EDMONTON — The National Football League may be bringing back a historic team name that will have a familiar — and occasionally controversial — ring to Canadian gridiron fans.
Records from the United States Patent Office show that the NFL filed a trademark application last week for the Duluth Eskimos, a historic franchise from Minnesota that dates back to the mid-1920s.
"The filings were made on an intent-to-use basis," said Josh Gerben, a trademark lawyer in Washington, D.C., who ran across the application.
Gerben said U.S. law requires the league to submit a sworn statement that it has a bona fide intent to use the trademark for goods and services described in the application.
That application refers to pro football games, broadcasts, webcasts, fan clubs, a clothing line, "live musical and dance performances provided during intervals at sports events" — even a mascot.
"That is trademark-speak for: 'This is the name of a football team,'" Gerben said. "It suggests they're going to use the name for a football team."
The Duluth team played under several different names. In 1926, it dubbed itself the Eskimos and barnstormed across the United States, playing only one home game in the 1926 and 1927 seasons.
Its history is said to have inspired the 2008 George Clooney movie "Leatherheads."
The NFL is about to commence its 100th season. Published reports in the U.S. have suggested the Minnesota Vikings were lobbying to wear a throwback Eskimos jersey featuring its igloo logo for one game.
League spokesman Brian McCarthy tackled that one in the backfield. "There are no plans to wear this jersey," he said.
The name and logo will be restricted to "promotional and content opportunities," he added.
Vikings spokesman Jeff Anderson said that while the Duluth Eskimos are a popular part of the team's past, they are not part of its future.
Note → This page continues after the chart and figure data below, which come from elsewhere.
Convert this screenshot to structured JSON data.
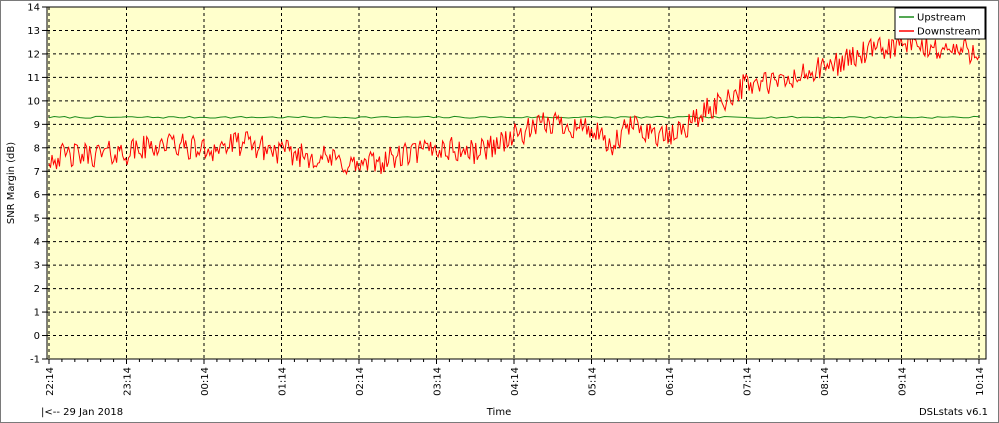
{
  "chart_data": {
    "type": "line",
    "xlabel": "Time",
    "ylabel": "SNR Margin (dB)",
    "ylim": [
      -1,
      14
    ],
    "yticks": [
      -1,
      0,
      1,
      2,
      3,
      4,
      5,
      6,
      7,
      8,
      9,
      10,
      11,
      12,
      13,
      14
    ],
    "xticks": [
      "22:14",
      "23:14",
      "00:14",
      "01:14",
      "02:14",
      "03:14",
      "04:14",
      "05:14",
      "06:14",
      "07:14",
      "08:14",
      "09:14",
      "10:14"
    ],
    "grid": true,
    "legend_position": "top-right",
    "date_label": "|<-- 29 Jan 2018",
    "brand": "DSLstats v6.1",
    "colors": {
      "plot_bg": "#ffffcc",
      "upstream": "#1a8a1a",
      "downstream": "#ff0000",
      "grid": "#000000"
    },
    "series": [
      {
        "name": "Upstream",
        "x": [
          "22:14",
          "23:14",
          "00:14",
          "01:14",
          "02:14",
          "03:14",
          "04:14",
          "05:14",
          "06:14",
          "07:14",
          "08:14",
          "09:14",
          "10:14"
        ],
        "values": [
          9.3,
          9.3,
          9.3,
          9.3,
          9.3,
          9.3,
          9.3,
          9.3,
          9.3,
          9.3,
          9.3,
          9.3,
          9.3
        ]
      },
      {
        "name": "Downstream",
        "x": [
          "22:14",
          "22:44",
          "23:14",
          "23:44",
          "00:14",
          "00:44",
          "01:14",
          "01:44",
          "02:14",
          "02:44",
          "03:14",
          "03:44",
          "04:14",
          "04:44",
          "05:14",
          "05:29",
          "05:44",
          "06:14",
          "06:44",
          "07:14",
          "07:44",
          "08:14",
          "08:44",
          "09:14",
          "09:44",
          "10:14"
        ],
        "values": [
          7.6,
          7.7,
          7.8,
          8.2,
          7.9,
          8.2,
          7.8,
          7.6,
          7.2,
          7.6,
          8.0,
          7.8,
          8.5,
          9.1,
          8.8,
          7.9,
          9.0,
          8.4,
          9.6,
          10.7,
          10.8,
          11.4,
          12.0,
          12.4,
          12.2,
          12.1
        ]
      }
    ]
  }
}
"The Eskimos exhibit is one of the most popular attractions in the Vikings Museum and we want to bring increased awareness to that history throughout the 2019 season," he said in an email.
"These plans do not include a team name change or a new team uniform but are instead centered around content, event activations and merchandise."
Gerben said the U.S. patent office usually takes a few months to rule on an application.
One complication could be that the name "Eskimos" is already trademarked in both the U.S. and Canada by the Edmonton Eskimos of the Canadian Football League.
However, the NFL was previously allowed to trademark the name in advance of its 75th season. That trademark was subsequently cancelled in 2001.
The Canadian football club was not immediately available for comment.
It has experienced other troubles with the name, which has been called outdated and disrespectful for turning Inuit people into mascots.